Asma Jahangir, the U.N. special rapporteur on executions, also said after visiting conflict-stricken Darfur that members of the militia, which locals accuse of looting and killing villagers, were being integrated into the armed forces.

Independent rights groups have already accused the government and militia, known as janjaweed, of carrying out mass executions in the region where rebels launched an armed uprising in February 2003.

Fighting in the remote area has affected two million people and driven 158,000 people across the border into Chad, creating what the United Nations has said is one of the world's worst humanitarian crises.

"I received numerous accounts of the extrajudicial and summary executions carried out by government-backed militias and by the security forces themselves," Jahangir told reporters.

"According to credible information, members of the armed forces, the Popular Defense Forces and various groups of government-sponsored militias attacked villagers and summarily executed civilians," she said in Khartoum.

Rights groups have accused the government of arming the Arab janjaweed to drive out African villagers from their homes, in what U.N. officials have said is a campaign of ethnic cleansing. The government calls the janjaweed outlaws and denies any link.

"According to the information I collected, many of the militias are being integrated into the regular armed or the Popular Defence Forces.

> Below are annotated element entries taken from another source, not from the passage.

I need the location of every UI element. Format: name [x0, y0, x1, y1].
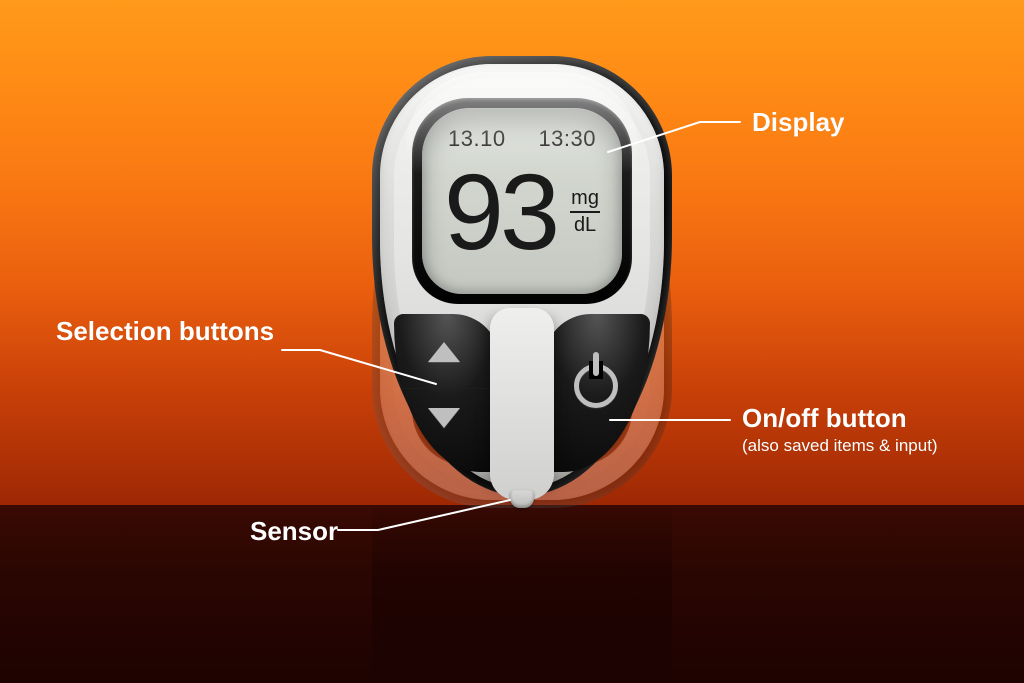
display-screen: 13.10 13:30 93 mg dL	[422, 108, 622, 294]
display-unit-bottom: dL	[574, 214, 596, 236]
display-reading-value: 93	[444, 158, 556, 266]
display-time: 13:30	[538, 126, 596, 152]
callout-label-onoff-main: On/off button	[742, 403, 907, 433]
device-neck	[490, 308, 554, 500]
arrow-up-icon[interactable]	[428, 342, 460, 362]
callout-label-sensor: Sensor	[250, 516, 338, 547]
background-floor	[0, 505, 1024, 683]
display-date: 13.10	[448, 126, 506, 152]
callout-label-display: Display	[752, 107, 845, 138]
arrow-down-icon[interactable]	[428, 408, 460, 428]
display-unit-top: mg	[571, 187, 599, 209]
callout-label-onoff: On/off button (also saved items & input)	[742, 403, 938, 456]
infographic-canvas: 13.10 13:30 93 mg dL Display Selection	[0, 0, 1024, 683]
callout-label-selection-buttons: Selection buttons	[56, 316, 274, 347]
sensor-port	[510, 490, 534, 508]
display-unit: mg dL	[570, 188, 600, 236]
callout-label-onoff-sub: (also saved items & input)	[742, 436, 938, 456]
power-icon-stem[interactable]	[593, 352, 599, 376]
selection-buttons-panel[interactable]	[394, 314, 500, 472]
glucometer-device: 13.10 13:30 93 mg dL	[372, 56, 672, 508]
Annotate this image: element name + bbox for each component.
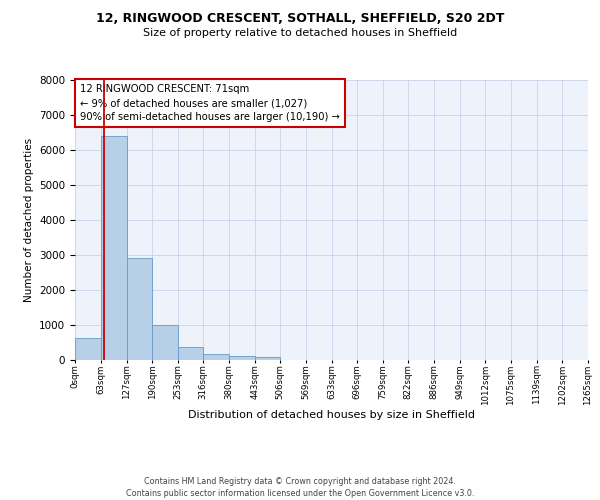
Bar bbox=[75, 338, 101, 360]
Bar bbox=[152, 324, 178, 360]
Text: 12, RINGWOOD CRESCENT, SOTHALL, SHEFFIELD, S20 2DT: 12, RINGWOOD CRESCENT, SOTHALL, SHEFFIEL… bbox=[96, 12, 504, 26]
Text: Contains HM Land Registry data © Crown copyright and database right 2024.
Contai: Contains HM Land Registry data © Crown c… bbox=[126, 476, 474, 498]
Text: Size of property relative to detached houses in Sheffield: Size of property relative to detached ho… bbox=[143, 28, 457, 38]
Bar bbox=[127, 258, 152, 360]
Bar bbox=[101, 136, 127, 360]
X-axis label: Distribution of detached houses by size in Sheffield: Distribution of detached houses by size … bbox=[188, 410, 475, 420]
Bar bbox=[229, 356, 254, 360]
Y-axis label: Number of detached properties: Number of detached properties bbox=[23, 138, 34, 302]
Bar bbox=[178, 346, 203, 360]
Bar bbox=[254, 357, 280, 360]
Text: 12 RINGWOOD CRESCENT: 71sqm
← 9% of detached houses are smaller (1,027)
90% of s: 12 RINGWOOD CRESCENT: 71sqm ← 9% of deta… bbox=[80, 84, 340, 122]
Bar bbox=[203, 354, 229, 360]
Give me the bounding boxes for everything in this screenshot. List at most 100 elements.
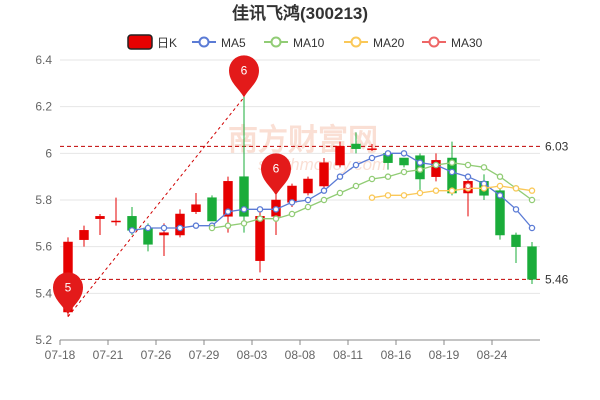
ma5-point bbox=[448, 168, 456, 176]
candle bbox=[511, 232, 521, 263]
candle bbox=[527, 242, 537, 284]
legend: 日K MA5 MA10 MA20 MA30 bbox=[127, 34, 483, 50]
ma30-series bbox=[464, 182, 472, 190]
ma10-point bbox=[528, 196, 536, 204]
ma5-point bbox=[272, 206, 280, 213]
y-tick-label: 6.4 bbox=[35, 53, 52, 67]
moving-average-lines bbox=[128, 150, 536, 234]
price-marker: 6 bbox=[261, 153, 291, 196]
ma5-point bbox=[512, 206, 520, 213]
ma20-series bbox=[368, 182, 536, 201]
legend-label-k: 日K bbox=[157, 36, 177, 50]
legend-swatch-ma30 bbox=[428, 36, 440, 48]
ma20-point bbox=[496, 182, 504, 190]
ma5-point bbox=[320, 187, 328, 194]
legend-swatch-ma10 bbox=[270, 36, 282, 48]
ma5-point bbox=[368, 154, 376, 162]
ma10-point bbox=[336, 189, 344, 197]
gridlines bbox=[60, 59, 540, 341]
watermark: 南方财富网 southmoney.com bbox=[228, 123, 386, 174]
ma10-point bbox=[496, 173, 504, 180]
legend-label-ma30: MA30 bbox=[451, 36, 483, 50]
candle bbox=[335, 141, 345, 168]
legend-swatch-ma20 bbox=[350, 36, 362, 48]
price-marker: 6 bbox=[229, 55, 259, 98]
trend-line bbox=[67, 97, 245, 317]
ma10-point bbox=[416, 166, 424, 173]
y-tick-label: 6.2 bbox=[35, 100, 52, 114]
reference-lines: 6.03 5.46 bbox=[60, 139, 569, 286]
candle-body bbox=[527, 246, 537, 280]
chart-title: 佳讯飞鸿(300213) bbox=[232, 3, 368, 23]
svg-text:南方财富网: 南方财富网 bbox=[228, 123, 378, 157]
ma10-point bbox=[272, 215, 280, 222]
x-tick-label: 08-03 bbox=[237, 348, 268, 362]
price-markers: 5 6 6 bbox=[53, 55, 291, 315]
candle-body bbox=[351, 143, 361, 149]
marker-label: 5 bbox=[65, 280, 72, 294]
ma20-point bbox=[480, 185, 488, 192]
ma10-point bbox=[384, 173, 392, 180]
legend-label-ma5: MA5 bbox=[221, 36, 246, 50]
ma20-point bbox=[416, 189, 424, 197]
legend-item-ma30: MA30 bbox=[422, 36, 483, 50]
ma5-point bbox=[528, 224, 536, 232]
ma20-point bbox=[400, 192, 408, 199]
y-tick-label: 5.8 bbox=[35, 193, 52, 207]
candle-body bbox=[111, 220, 121, 223]
candle-body bbox=[335, 146, 345, 166]
candle bbox=[447, 141, 457, 196]
legend-swatch-ma5 bbox=[198, 36, 210, 48]
trend-line-segment bbox=[67, 97, 245, 317]
legend-item-ma10: MA10 bbox=[264, 36, 325, 50]
candle-body bbox=[95, 216, 105, 219]
candle-body bbox=[303, 178, 313, 194]
ma10-point bbox=[480, 164, 488, 171]
y-axis: 5.2 5.4 5.6 5.8 6 6.2 6.4 bbox=[35, 53, 52, 347]
y-tick-label: 6 bbox=[45, 146, 52, 160]
marker-pin bbox=[229, 55, 259, 98]
ma5-series bbox=[128, 150, 536, 234]
candle bbox=[175, 209, 185, 238]
candle bbox=[351, 132, 361, 154]
candle-body bbox=[223, 181, 233, 217]
ma5-point bbox=[176, 224, 184, 232]
legend-item-ma5: MA5 bbox=[192, 36, 246, 50]
ma10-point bbox=[256, 215, 264, 222]
legend-swatch-k bbox=[127, 34, 153, 50]
ma5-point bbox=[400, 150, 408, 157]
ref-line-label: 5.46 bbox=[545, 272, 569, 286]
x-tick-label: 08-24 bbox=[477, 348, 508, 362]
candle-body bbox=[495, 190, 505, 236]
candle bbox=[319, 158, 329, 189]
ma5-point bbox=[416, 159, 424, 166]
ma5-point bbox=[192, 222, 200, 229]
ma5-point bbox=[336, 173, 344, 180]
ma10-point bbox=[368, 175, 376, 183]
candle-body bbox=[191, 204, 201, 212]
candle-body bbox=[175, 213, 185, 236]
ref-line-label: 6.03 bbox=[545, 139, 569, 153]
y-tick-label: 5.6 bbox=[35, 240, 52, 254]
candle bbox=[79, 225, 89, 247]
x-axis: 07-18 07-21 07-26 07-29 08-03 08-08 08-11 08-16… bbox=[45, 340, 508, 362]
x-tick-label: 07-21 bbox=[93, 348, 124, 362]
ma20-point bbox=[528, 187, 536, 194]
candle bbox=[303, 176, 313, 196]
candle bbox=[367, 144, 377, 151]
marker-label: 6 bbox=[241, 63, 248, 77]
candle bbox=[207, 195, 217, 222]
y-tick-label: 5.2 bbox=[35, 333, 52, 347]
ma10-point bbox=[464, 161, 472, 169]
ma10-point bbox=[448, 159, 456, 166]
legend-label-ma20: MA20 bbox=[373, 36, 405, 50]
ma20-point bbox=[368, 194, 376, 201]
candle-body bbox=[159, 232, 169, 236]
ma20-point bbox=[448, 187, 456, 194]
candle-body bbox=[511, 234, 521, 247]
ma5-point bbox=[384, 150, 392, 157]
ma10-point bbox=[320, 196, 328, 204]
ma5-point bbox=[304, 196, 312, 204]
candle-body bbox=[319, 162, 329, 187]
legend-item-k: 日K bbox=[127, 34, 177, 50]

There is no ambiguity that there is a link between some of the militias and government forces," Jahangir said.

But she said some criminal elements had taken advantage of the conflict.

Jahangir also travelled around other areas of Sudan, including Malakal in the south. The Sudanese government is close to reaching a final peace deal with southern rebels to end a separate 21-year-old conflict in that region.

"In my report, I will forcefully stress the question of accountability as a fundamental principle in addressing violations of human rights . . . The government of the Sudan must make every effort to end the culture of impunity," she said.